Don Florián no disimuló una mueca de orgullo. Respiró relajado.

  • Quiero entender -volvió a la carga- que el mundo de la ficción no está sujeto a estrictos cánones academicistas. Que un sedentario puede ser tan buen escritor como un nómada.
  • Por supuesto –habló Diego-. La inspiración brota de innumerables maneras. Voy a contarle una historia. Dicen que el gran pintor Velázquez, mi tocayo, recibió el encargo de retratar a un noble radicado en las Américas, y que por la lejanía, no podía posar. El genio sevillano se atuvo exclusivamente a una serie de señas físicas que se le enviaron por escrito. No había otro remedio, pues la fotografía aún tardaría siglos en llegar, y se temía que un boceto en tan largo viaje quedase inútil o seriamente deteriorado. La genialidad resultó en que Velázquez interiorizó aquellos rasgos y los plasmó en un lienzo que resulto prácticamente idéntico al del promotor del encargo. Ve usted como del interior de un artista o de un genio puede manar la perfección. Ver es importante, pero sentir es el arrebato. Y esos sentimientos lo mismo nacen en una trinchera, en un asedio o en un viaje interminable que en el recogido sillón de un hogar. La imaginación, insisto, anida en los lugares más insospechados.

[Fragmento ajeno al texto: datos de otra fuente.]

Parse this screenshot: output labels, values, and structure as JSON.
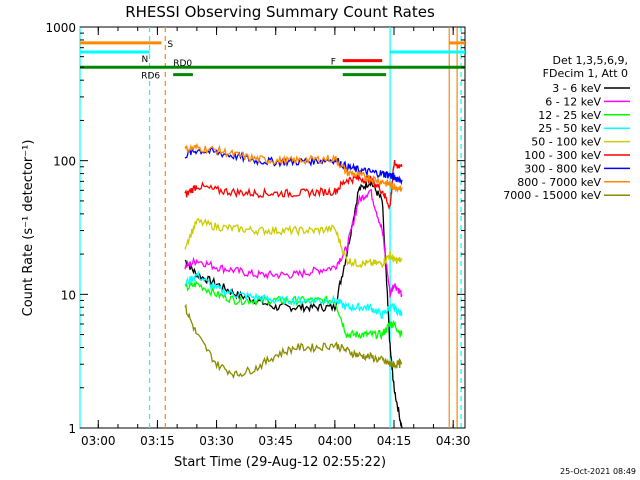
{
  "chart_data": {
    "type": "line",
    "title": "RHESSI Observing Summary Count Rates",
    "xlabel": "Start Time (29-Aug-12 02:55:22)",
    "ylabel": "Count Rate (s⁻¹ detector⁻¹)",
    "y_scale": "log",
    "ylim": [
      1,
      1000
    ],
    "xlim": [
      "02:55:22",
      "04:33:00"
    ],
    "x_ticks": [
      "03:00",
      "03:15",
      "03:30",
      "03:45",
      "04:00",
      "04:15",
      "04:30"
    ],
    "y_ticks": [
      "1",
      "10",
      "100",
      "1000"
    ],
    "footer_date": "25-Oct-2021 08:49",
    "legend": {
      "placement": "right",
      "header": [
        "Det 1,3,5,6,9,",
        "FDecim 1, Att 0"
      ]
    },
    "series": [
      {
        "name": "3 - 6 keV",
        "color": "#000000",
        "x": [
          "03:22",
          "03:25",
          "03:30",
          "03:35",
          "03:40",
          "03:45",
          "03:50",
          "03:55",
          "04:00",
          "04:03",
          "04:06",
          "04:09",
          "04:12",
          "04:14",
          "04:15",
          "04:17"
        ],
        "values": [
          18,
          14,
          12,
          10,
          9,
          8,
          8,
          8,
          8,
          20,
          60,
          70,
          50,
          4,
          2,
          1
        ]
      },
      {
        "name": "6 - 12 keV",
        "color": "#ff00ff",
        "x": [
          "03:22",
          "03:25",
          "03:30",
          "03:35",
          "03:40",
          "03:45",
          "03:50",
          "03:55",
          "04:00",
          "04:03",
          "04:06",
          "04:09",
          "04:12",
          "04:14",
          "04:15",
          "04:17"
        ],
        "values": [
          16,
          18,
          16,
          15,
          14,
          14,
          14,
          15,
          16,
          22,
          50,
          60,
          30,
          10,
          12,
          10
        ]
      },
      {
        "name": "12 - 25 keV",
        "color": "#00ff00",
        "x": [
          "03:22",
          "03:25",
          "03:30",
          "03:35",
          "03:40",
          "03:45",
          "03:50",
          "03:55",
          "04:00",
          "04:03",
          "04:06",
          "04:09",
          "04:12",
          "04:14",
          "04:15",
          "04:17"
        ],
        "values": [
          11,
          12,
          10,
          9,
          9,
          9,
          9,
          9,
          9,
          5,
          5,
          5,
          5,
          6,
          6,
          5
        ]
      },
      {
        "name": "25 - 50 keV",
        "color": "#00ffff",
        "x": [
          "03:22",
          "03:25",
          "03:30",
          "03:35",
          "03:40",
          "03:45",
          "03:50",
          "03:55",
          "04:00",
          "04:03",
          "04:06",
          "04:09",
          "04:12",
          "04:14",
          "04:15",
          "04:17"
        ],
        "values": [
          12,
          14,
          11,
          10,
          9.5,
          9,
          9,
          9,
          9,
          8,
          8,
          8,
          7,
          8,
          8,
          7
        ]
      },
      {
        "name": "50 - 100 keV",
        "color": "#cccc00",
        "x": [
          "03:22",
          "03:25",
          "03:30",
          "03:35",
          "03:40",
          "03:45",
          "03:50",
          "03:55",
          "04:00",
          "04:03",
          "04:06",
          "04:09",
          "04:12",
          "04:14",
          "04:15",
          "04:17"
        ],
        "values": [
          23,
          35,
          32,
          31,
          30,
          30,
          30,
          30,
          31,
          18,
          17,
          17,
          17,
          20,
          18,
          18
        ]
      },
      {
        "name": "100 - 300 keV",
        "color": "#ff0000",
        "x": [
          "03:22",
          "03:25",
          "03:30",
          "03:35",
          "03:40",
          "03:45",
          "03:50",
          "03:55",
          "04:00",
          "04:03",
          "04:06",
          "04:09",
          "04:12",
          "04:14",
          "04:15",
          "04:17"
        ],
        "values": [
          55,
          65,
          60,
          58,
          57,
          57,
          57,
          58,
          59,
          72,
          74,
          72,
          60,
          45,
          95,
          90
        ]
      },
      {
        "name": "300 - 800 keV",
        "color": "#0000ff",
        "x": [
          "03:22",
          "03:25",
          "03:30",
          "03:35",
          "03:40",
          "03:45",
          "03:50",
          "03:55",
          "04:00",
          "04:03",
          "04:06",
          "04:09",
          "04:12",
          "04:14",
          "04:15",
          "04:17"
        ],
        "values": [
          110,
          120,
          115,
          108,
          100,
          98,
          98,
          100,
          102,
          90,
          85,
          82,
          80,
          78,
          75,
          72
        ]
      },
      {
        "name": "800 - 7000 keV",
        "color": "#ff8800",
        "x": [
          "03:22",
          "03:25",
          "03:30",
          "03:35",
          "03:40",
          "03:45",
          "03:50",
          "03:55",
          "04:00",
          "04:03",
          "04:06",
          "04:09",
          "04:12",
          "04:14",
          "04:15",
          "04:17"
        ],
        "values": [
          122,
          125,
          120,
          110,
          103,
          100,
          100,
          102,
          104,
          82,
          78,
          74,
          70,
          66,
          64,
          63
        ]
      },
      {
        "name": "7000 - 15000 keV",
        "color": "#8b8b00",
        "x": [
          "03:22",
          "03:25",
          "03:30",
          "03:35",
          "03:40",
          "03:45",
          "03:50",
          "03:55",
          "04:00",
          "04:03",
          "04:06",
          "04:09",
          "04:12",
          "04:14",
          "04:15",
          "04:17"
        ],
        "values": [
          8,
          5,
          3,
          2.5,
          2.8,
          3.5,
          4,
          4,
          4.2,
          3.8,
          3.5,
          3.4,
          3.2,
          3.0,
          3.0,
          3.0
        ]
      }
    ],
    "flag_bars": [
      {
        "label": "S",
        "color": "#ff8800",
        "segments": [
          [
            "02:55:22",
            "03:16"
          ],
          [
            "04:29",
            "04:33"
          ]
        ],
        "y": 760
      },
      {
        "label": "N",
        "color": "#00ffff",
        "segments": [
          [
            "02:55:22",
            "03:13"
          ],
          [
            "04:14",
            "04:33"
          ]
        ],
        "y": 650
      },
      {
        "label": "F",
        "color": "#ff0000",
        "segments": [
          [
            "04:02",
            "04:12"
          ]
        ],
        "y": 560
      },
      {
        "label": "RD0",
        "color": "#008800",
        "segments": [
          [
            "02:55:22",
            "04:33"
          ]
        ],
        "y": 500
      },
      {
        "label": "RD6",
        "color": "#008800",
        "segments": [
          [
            "03:19",
            "03:24"
          ],
          [
            "04:02",
            "04:13"
          ]
        ],
        "y": 440
      }
    ],
    "vertical_markers": [
      {
        "x": "02:55:22",
        "color": "#00ffff",
        "style": "solid"
      },
      {
        "x": "03:13",
        "color": "#00ffff",
        "style": "dashed"
      },
      {
        "x": "03:17",
        "color": "#ff8800",
        "style": "dashed"
      },
      {
        "x": "04:14",
        "color": "#00ffff",
        "style": "solid"
      },
      {
        "x": "04:29",
        "color": "#ff8800",
        "style": "solid"
      },
      {
        "x": "04:31",
        "color": "#ff8800",
        "style": "solid"
      },
      {
        "x": "04:32",
        "color": "#00ffff",
        "style": "dashed"
      }
    ]
  }
}
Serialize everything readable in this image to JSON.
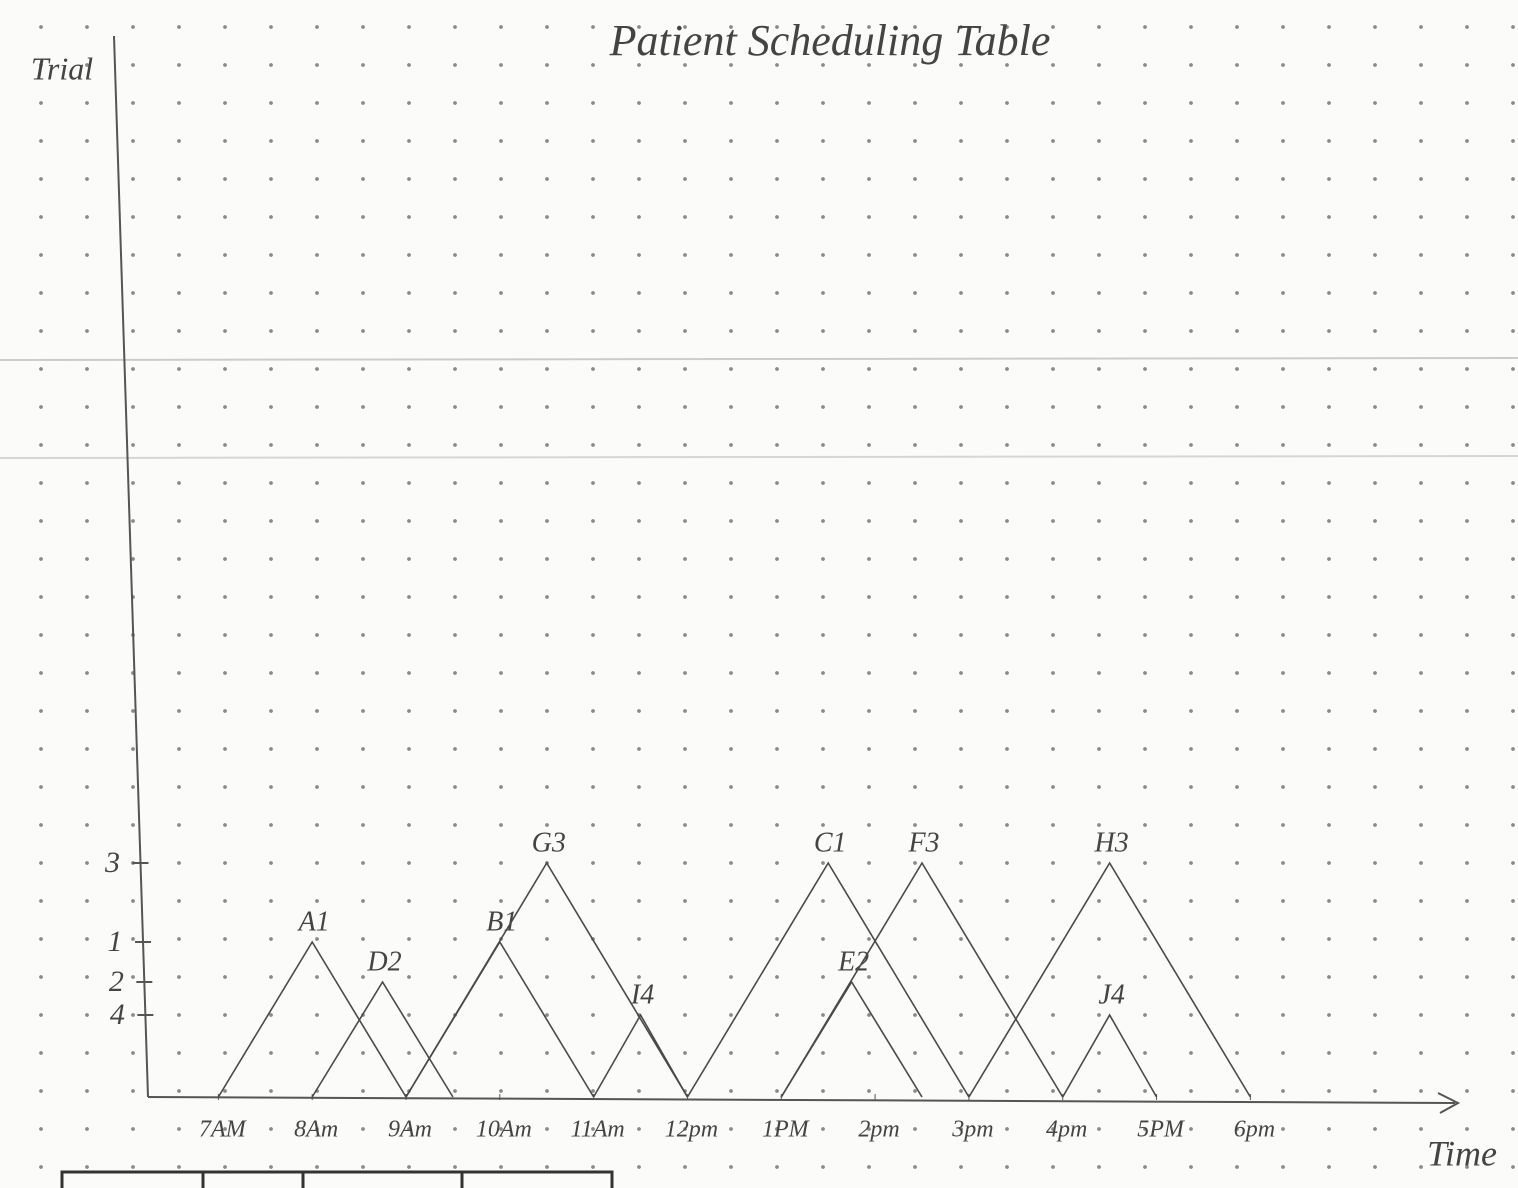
{
  "chart_data": {
    "type": "triangle",
    "title": "Patient Scheduling Table",
    "y_label": "Trial",
    "x_label": "Time",
    "xlim": [
      6.25,
      20
    ],
    "xticks": [
      {
        "value": 7,
        "label": "7AM"
      },
      {
        "value": 8,
        "label": "8Am"
      },
      {
        "value": 9,
        "label": "9Am"
      },
      {
        "value": 10,
        "label": "10Am"
      },
      {
        "value": 11,
        "label": "11Am"
      },
      {
        "value": 12,
        "label": "12pm"
      },
      {
        "value": 13,
        "label": "1PM"
      },
      {
        "value": 14,
        "label": "2pm"
      },
      {
        "value": 15,
        "label": "3pm"
      },
      {
        "value": 16,
        "label": "4pm"
      },
      {
        "value": 17,
        "label": "5PM"
      },
      {
        "value": 18,
        "label": "6pm"
      }
    ],
    "y_categories": [
      "4",
      "2",
      "1",
      "3"
    ],
    "color": "#4a4a4a",
    "series": [
      {
        "name": "A1",
        "start": 7,
        "peak": 8,
        "end": 9,
        "level": "1"
      },
      {
        "name": "D2",
        "start": 8,
        "peak": 8.75,
        "end": 9.5,
        "level": "2"
      },
      {
        "name": "B1",
        "start": 9,
        "peak": 10,
        "end": 11,
        "level": "1"
      },
      {
        "name": "G3",
        "start": 9,
        "peak": 10.5,
        "end": 12,
        "level": "3"
      },
      {
        "name": "I4",
        "start": 11,
        "peak": 11.5,
        "end": 12,
        "level": "4"
      },
      {
        "name": "C1",
        "start": 12,
        "peak": 13.5,
        "end": 15,
        "level": "3"
      },
      {
        "name": "E2",
        "start": 13,
        "peak": 13.75,
        "end": 14.5,
        "level": "2"
      },
      {
        "name": "F3",
        "start": 13,
        "peak": 14.5,
        "end": 16,
        "level": "3"
      },
      {
        "name": "H3",
        "start": 15,
        "peak": 16.5,
        "end": 18,
        "level": "3"
      },
      {
        "name": "J4",
        "start": 16,
        "peak": 16.5,
        "end": 17,
        "level": "4"
      }
    ]
  }
}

Don Florián recibió el mensaje con una doble euforia, entre juvenil y reposada. Por un momento su visión se perdió en el infinito, parecía hipnotizado. Su obra, modesta, estaba abierta todavía a creaciones superiores que le reconciliasen con su autoestima, dedujo de las palabras de su interlocutor. Tocó, nervioso, su pierna, y acertó a palpar unas monedas sobrantes en el bolsillo, casi siempre magro, de su viejo y ajado pantalón. Chasqueó los dedos dirigiéndose a la barra del café.

  • Norberto, otra copita de anís del Mono para mí, y sirve a Don Diego lo que tenga menester. Corre de mi cuenta.